Running Into The Sun is a Singapore-based concert organiser and concert promoter founded in 2009.

Overview 
The company is best known for bringing the K-Pop wave to Southeast Asia, introducing acts such as Super Junior's Super Show 3 to Singapore and Malaysia in January and February 2011, Shinee World Tour in September 2011 and Girl's Generation Tour in December 2011.

Running Into The Sun also brought in Faye Wong's 2011 Comeback Tour to Singapore and Malaysia in October 2011 after a seven-year hiatus. The concert made headlines as tickets were priced as one of the most expensive ever in the two cities.

Besides bringing in international acts, Running Into The Sun is also known for its original productions. The first Retrolicious festival was held in 2010 at Singapore's historical Fort Canning Park, in an outdoor music festival with artistes including Debbie Gibson, Johnny Hates Jazz and Rick Astley. Retrolicious returned in 2011 again at Fort Canning Park, with Belinda Carlisle, Bananarama and The Human League.

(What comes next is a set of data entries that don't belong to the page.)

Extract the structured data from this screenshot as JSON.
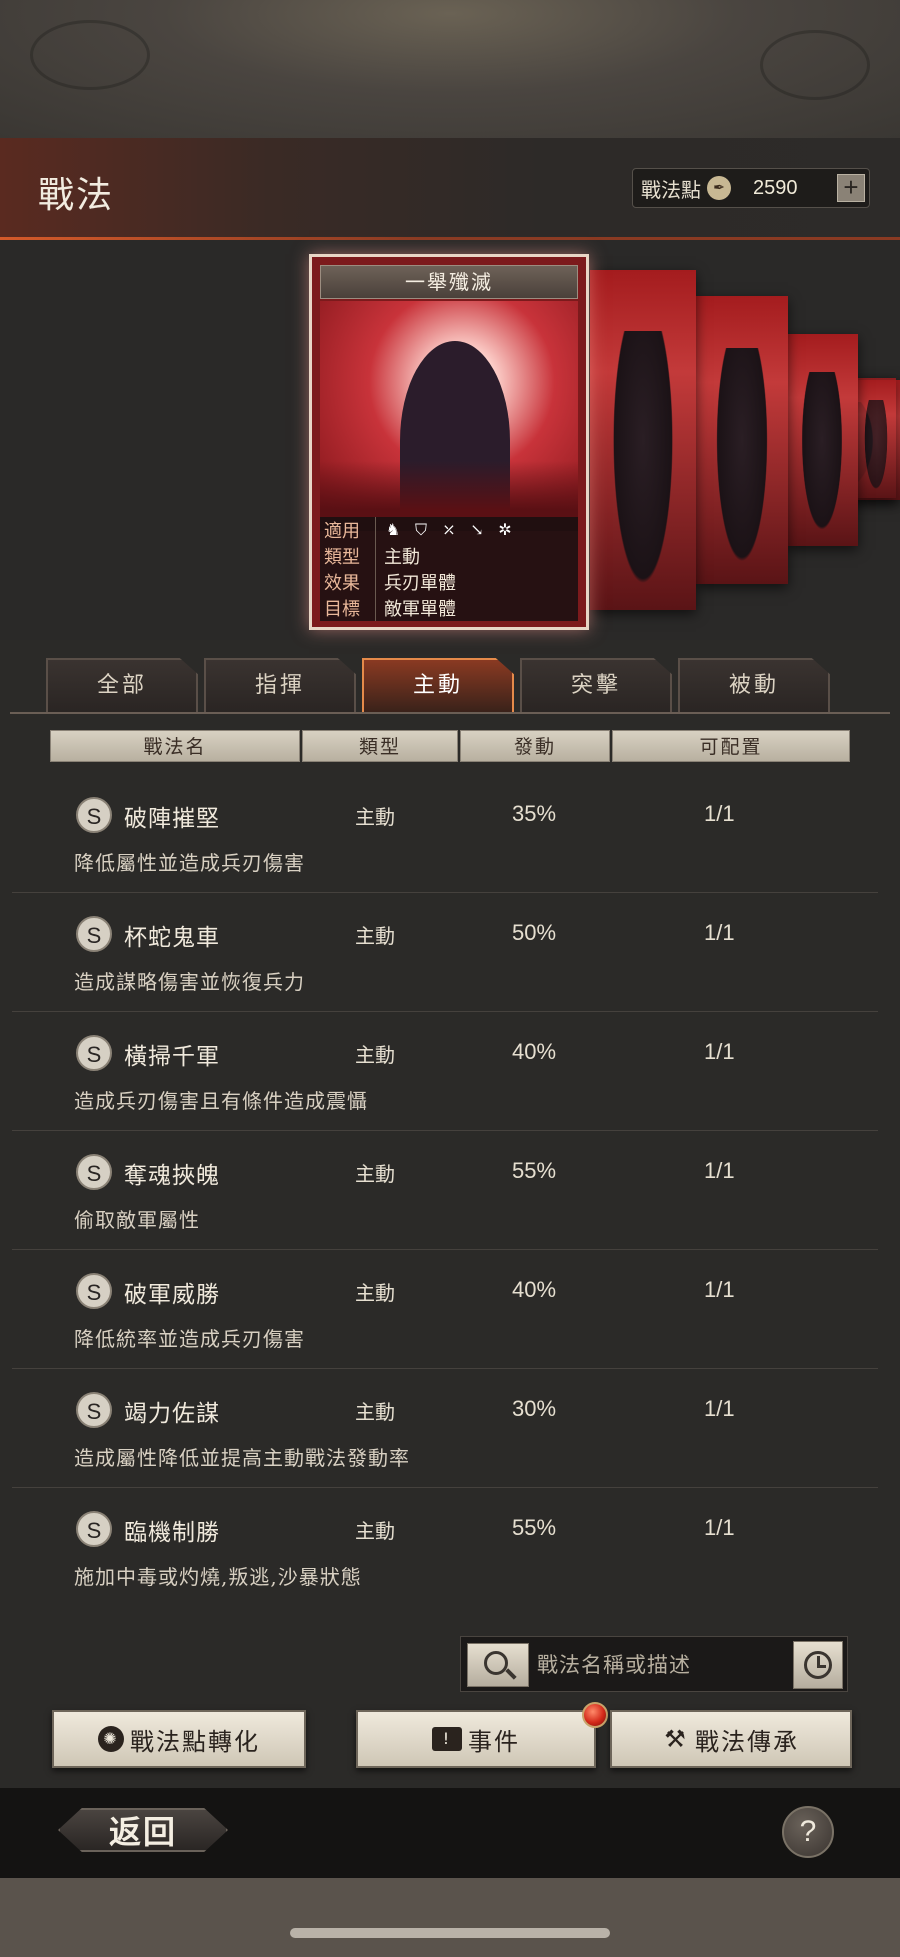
{
  "header": {
    "title": "戰法",
    "points_label": "戰法點",
    "points_icon": "quill-icon",
    "points_value": "2590",
    "plus_label": "+"
  },
  "card": {
    "name": "一舉殲滅",
    "info": [
      {
        "key": "適用",
        "value": ""
      },
      {
        "key": "類型",
        "value": "主動"
      },
      {
        "key": "效果",
        "value": "兵刃單體"
      },
      {
        "key": "目標",
        "value": "敵軍單體"
      }
    ],
    "applicable_icons": [
      "cavalry-icon",
      "shield-icon",
      "bow-icon",
      "spear-icon",
      "wheel-icon"
    ]
  },
  "tabs": [
    "全部",
    "指揮",
    "主動",
    "突擊",
    "被動"
  ],
  "active_tab": "主動",
  "table_headers": [
    "戰法名",
    "類型",
    "發動",
    "可配置"
  ],
  "tactics": [
    {
      "grade": "S",
      "name": "破陣摧堅",
      "type": "主動",
      "rate": "35%",
      "avail": "1/1",
      "desc": "降低屬性並造成兵刃傷害"
    },
    {
      "grade": "S",
      "name": "杯蛇鬼車",
      "type": "主動",
      "rate": "50%",
      "avail": "1/1",
      "desc": "造成謀略傷害並恢復兵力"
    },
    {
      "grade": "S",
      "name": "橫掃千軍",
      "type": "主動",
      "rate": "40%",
      "avail": "1/1",
      "desc": "造成兵刃傷害且有條件造成震懾"
    },
    {
      "grade": "S",
      "name": "奪魂挾魄",
      "type": "主動",
      "rate": "55%",
      "avail": "1/1",
      "desc": "偷取敵軍屬性"
    },
    {
      "grade": "S",
      "name": "破軍威勝",
      "type": "主動",
      "rate": "40%",
      "avail": "1/1",
      "desc": "降低統率並造成兵刃傷害"
    },
    {
      "grade": "S",
      "name": "竭力佐謀",
      "type": "主動",
      "rate": "30%",
      "avail": "1/1",
      "desc": "造成屬性降低並提高主動戰法發動率"
    },
    {
      "grade": "S",
      "name": "臨機制勝",
      "type": "主動",
      "rate": "55%",
      "avail": "1/1",
      "desc": "施加中毒或灼燒,叛逃,沙暴狀態"
    }
  ],
  "search": {
    "placeholder": "戰法名稱或描述",
    "search_icon": "magnifier-icon",
    "history_icon": "clock-icon"
  },
  "buttons": {
    "convert_label": "戰法點轉化",
    "event_label": "事件",
    "inherit_label": "戰法傳承"
  },
  "footer": {
    "back_label": "返回",
    "help_label": "?"
  }
}
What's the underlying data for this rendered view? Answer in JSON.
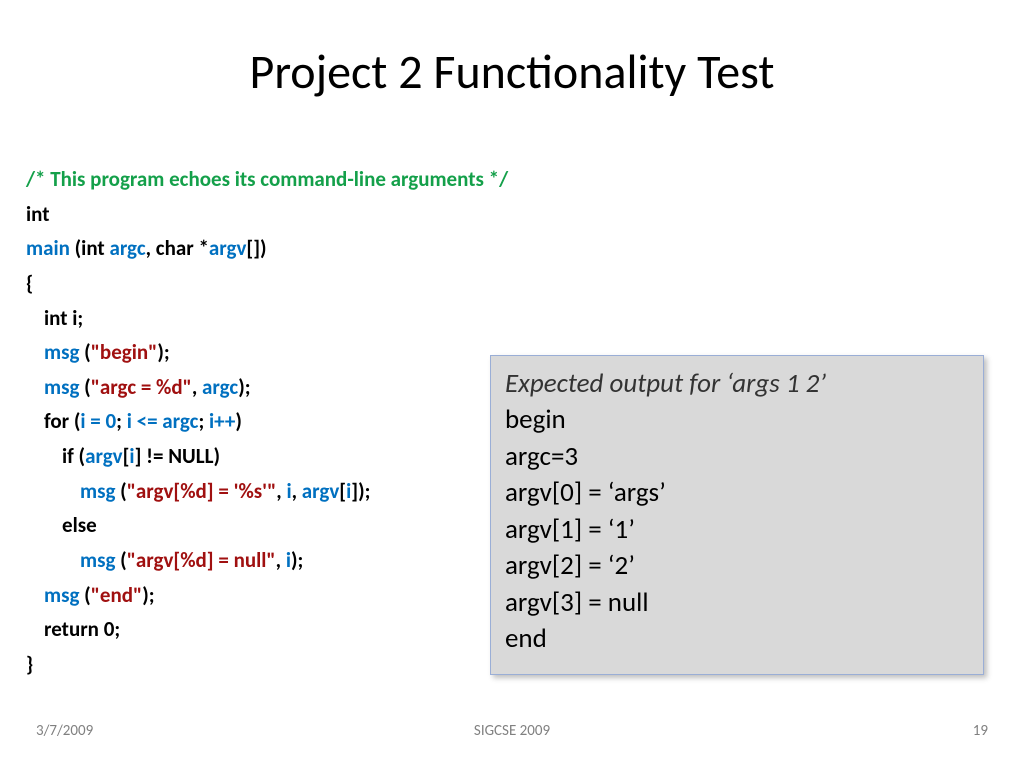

The company is headed by Creative Director Beatrice Chia-Richmond, who was also the Creative Director of Singapore's National Day Parade 2011 and a well-known figure in the entertainment, theatre and arts industry in Singapore.

Running Into The Sun was named by The Straits Times as the top entertainment company in Singapore in the annual Straits Times Life! Power List 2011, beating other well-established and older companies when the company was barely three years old. The title was given as Running Into The Sun "scored more high profile acts and media buzz than many older companies".

Running Into The Sun's headquarters is in Singapore, with offices in Singapore and Malaysia.

Past projects
 Swing Out Sister The Breakout Concert, 16 December 2009
 The Vlee Conference, 1–12 September 2010
 Singtel-Samsung Super Junior Showcase
 LG Lee Min Ho Showcase
 Youth Olympic Games Celebrations at Marina Bay with Beast and 4Minute
 Retrolicious 2010, 9 October 2010
 Super Show 3 in Singapore, 29 January 2011–1 February 2011
 Super Show 3 in Malaysia, March 2011
 Retrolicious 2011
 Shinee World Tour in Singapore, 10 September 2011
 Faye Wong Concert 2011 in Singapore, 29 October 2011
 Faye Wong Concert 2011 in Malaysia
 2011 Girls' Generation Tour in Singapore, 9–10 December 2011
Super Junior World Tour Super Show 4, February 2012

BIGBANG Alive Galaxy World Tour in Malaysia, 27 October 2012
SMTOWN Live World Tour III in Singapore, 23 November 2012
2NE1 New Evolution Global Tour in Singapore, 1 December 2012
Shinee World II in Singapore, 8 December 2012

Awards and accolades
Nominated "Concert of the Year 2010" for Retrolicious 2010 by I-S Magazine.
Named first out of the Top 10 Entertainment Companies in Singapore at the annual Straits Times Life! Power List by The Straits Times on 21 December 2011.